In this article, we will explain how to integrate Hadoop in eclipse using one java program example.
Prerequisites:
- Java 1.7 or above version
- Eclipse
- Hadoop 2.7
How to integrate Hadoop in Eclipse:
Step 1: Open Eclipse IDE then click on “Open Perspective” after that choose “Java” then click on “Ok”
Step 2: Create a new java project int the eclipse.
Step 3: Give the required project name then click on the “Finish” button.
Step 4: Click on the “src” and then create “Package” and give the required package name like “org.hadoop.eclipse”

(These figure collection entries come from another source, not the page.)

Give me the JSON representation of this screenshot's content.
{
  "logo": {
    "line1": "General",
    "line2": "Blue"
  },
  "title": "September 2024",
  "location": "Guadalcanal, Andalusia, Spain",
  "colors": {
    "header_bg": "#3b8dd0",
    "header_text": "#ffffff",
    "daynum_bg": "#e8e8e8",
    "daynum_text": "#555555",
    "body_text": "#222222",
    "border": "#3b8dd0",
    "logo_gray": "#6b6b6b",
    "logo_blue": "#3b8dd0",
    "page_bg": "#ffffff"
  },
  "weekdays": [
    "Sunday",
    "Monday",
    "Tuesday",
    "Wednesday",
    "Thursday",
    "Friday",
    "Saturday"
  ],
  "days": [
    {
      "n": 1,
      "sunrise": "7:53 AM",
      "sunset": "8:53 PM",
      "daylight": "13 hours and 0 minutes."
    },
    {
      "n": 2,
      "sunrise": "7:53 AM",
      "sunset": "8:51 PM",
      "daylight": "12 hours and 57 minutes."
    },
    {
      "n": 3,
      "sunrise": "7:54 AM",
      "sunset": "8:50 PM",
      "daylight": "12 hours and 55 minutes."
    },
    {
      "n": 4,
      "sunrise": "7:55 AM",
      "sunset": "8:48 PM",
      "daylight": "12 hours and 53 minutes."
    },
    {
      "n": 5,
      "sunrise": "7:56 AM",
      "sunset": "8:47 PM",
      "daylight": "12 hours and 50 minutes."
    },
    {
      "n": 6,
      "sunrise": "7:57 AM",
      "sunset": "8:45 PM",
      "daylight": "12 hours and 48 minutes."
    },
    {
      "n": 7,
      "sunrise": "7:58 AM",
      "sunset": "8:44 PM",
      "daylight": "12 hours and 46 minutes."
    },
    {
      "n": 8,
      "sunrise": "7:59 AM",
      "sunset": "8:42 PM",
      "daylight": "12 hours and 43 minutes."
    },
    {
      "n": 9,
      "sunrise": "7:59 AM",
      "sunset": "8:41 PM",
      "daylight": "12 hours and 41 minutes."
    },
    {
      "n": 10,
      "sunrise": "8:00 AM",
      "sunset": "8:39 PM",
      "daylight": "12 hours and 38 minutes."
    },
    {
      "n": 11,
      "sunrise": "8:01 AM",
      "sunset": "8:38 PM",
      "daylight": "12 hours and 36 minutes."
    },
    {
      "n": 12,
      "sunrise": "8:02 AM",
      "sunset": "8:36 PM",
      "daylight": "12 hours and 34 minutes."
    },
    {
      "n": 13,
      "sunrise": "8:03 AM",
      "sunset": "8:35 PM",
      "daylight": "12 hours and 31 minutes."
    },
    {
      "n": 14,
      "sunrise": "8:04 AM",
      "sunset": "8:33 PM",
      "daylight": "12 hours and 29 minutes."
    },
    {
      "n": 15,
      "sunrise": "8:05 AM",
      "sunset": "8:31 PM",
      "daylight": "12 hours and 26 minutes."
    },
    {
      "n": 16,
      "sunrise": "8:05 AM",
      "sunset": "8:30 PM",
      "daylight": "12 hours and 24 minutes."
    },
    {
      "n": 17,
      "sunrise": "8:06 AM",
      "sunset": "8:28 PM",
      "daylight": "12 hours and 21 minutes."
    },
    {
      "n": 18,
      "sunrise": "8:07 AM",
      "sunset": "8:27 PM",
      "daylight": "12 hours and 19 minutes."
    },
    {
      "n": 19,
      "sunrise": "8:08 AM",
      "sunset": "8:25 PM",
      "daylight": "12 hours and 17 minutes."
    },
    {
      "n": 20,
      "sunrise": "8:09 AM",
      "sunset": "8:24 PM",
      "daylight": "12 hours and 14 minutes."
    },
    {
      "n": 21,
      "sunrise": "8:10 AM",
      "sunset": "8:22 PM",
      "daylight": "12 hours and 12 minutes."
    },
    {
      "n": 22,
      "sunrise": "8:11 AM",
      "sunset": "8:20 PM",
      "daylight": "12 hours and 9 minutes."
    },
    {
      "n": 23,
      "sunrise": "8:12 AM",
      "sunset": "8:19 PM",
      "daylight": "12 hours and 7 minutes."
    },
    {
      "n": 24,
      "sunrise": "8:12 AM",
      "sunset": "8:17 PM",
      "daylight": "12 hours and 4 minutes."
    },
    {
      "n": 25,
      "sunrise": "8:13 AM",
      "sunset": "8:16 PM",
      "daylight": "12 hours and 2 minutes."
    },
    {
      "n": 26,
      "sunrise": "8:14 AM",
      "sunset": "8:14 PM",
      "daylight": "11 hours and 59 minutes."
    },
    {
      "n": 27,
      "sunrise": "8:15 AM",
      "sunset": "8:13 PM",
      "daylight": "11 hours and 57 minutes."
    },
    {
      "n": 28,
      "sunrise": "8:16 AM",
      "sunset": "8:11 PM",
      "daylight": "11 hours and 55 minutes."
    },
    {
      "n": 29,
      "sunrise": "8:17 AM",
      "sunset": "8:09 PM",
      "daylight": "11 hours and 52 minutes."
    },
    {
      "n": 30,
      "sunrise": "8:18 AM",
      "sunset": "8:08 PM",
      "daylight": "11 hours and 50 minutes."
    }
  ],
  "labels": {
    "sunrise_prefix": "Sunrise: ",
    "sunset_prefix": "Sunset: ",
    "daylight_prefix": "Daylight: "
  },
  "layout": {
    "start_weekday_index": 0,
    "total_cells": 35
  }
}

Step5: Here we need to give the “Source folder” and “Package” is mandatory after that choose a new option and select java class name like “first_example” then click on the “Finish” button.
Step6: We need to add required below Hadoop jars for the connectivity in between Eclipse and Hadoop cluster like Hadoop client, etc.

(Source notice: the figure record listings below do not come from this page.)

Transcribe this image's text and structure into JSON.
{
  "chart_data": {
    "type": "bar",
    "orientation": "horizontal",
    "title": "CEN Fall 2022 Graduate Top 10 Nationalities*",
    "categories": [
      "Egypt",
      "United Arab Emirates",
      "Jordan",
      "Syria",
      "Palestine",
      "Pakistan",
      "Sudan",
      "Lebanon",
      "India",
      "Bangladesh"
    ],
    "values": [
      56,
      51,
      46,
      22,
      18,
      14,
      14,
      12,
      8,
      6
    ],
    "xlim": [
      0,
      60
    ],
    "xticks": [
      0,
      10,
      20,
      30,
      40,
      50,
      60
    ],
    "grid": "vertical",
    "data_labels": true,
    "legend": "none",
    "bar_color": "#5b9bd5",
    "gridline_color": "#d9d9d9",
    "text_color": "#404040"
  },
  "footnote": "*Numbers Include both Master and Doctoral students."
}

hadoop-ant-1.x.x.jar hadopp client-1.x.x.jar hadoop-examples.1.x.x.jar hadoop-minicluster1.x.x.jar hadoop-test1.x.x.jar hadoop-tools1.x.x.jar
Step 7: Right-click on the project name, chose the build path option, and then select the configure build path next like below snapshot.
Step 6: Go to the libraries tab, then click on the “Add External JARS” then click on the “OK” button.
Step 7: Here we added common jars and the remaining Hadoop jar files after that click on the “OK” button.
Step8: After that try to write the first Java program in Eclipse and then connect to the Hadoop environment with the help of libraries and Hadoop jars. While writing a program it will take automatically import packages from the jar files. Whether it is from jars or Maven pom files.
Summary: The above steps are very simple to integrate Hadoop in the Eclipse IDE (Integrated Development Environment) for the beginners. In case getting any error try to add more jars in the build path. Sometimes getting like version type of issues, we need to fix with the same versions for Hadoop.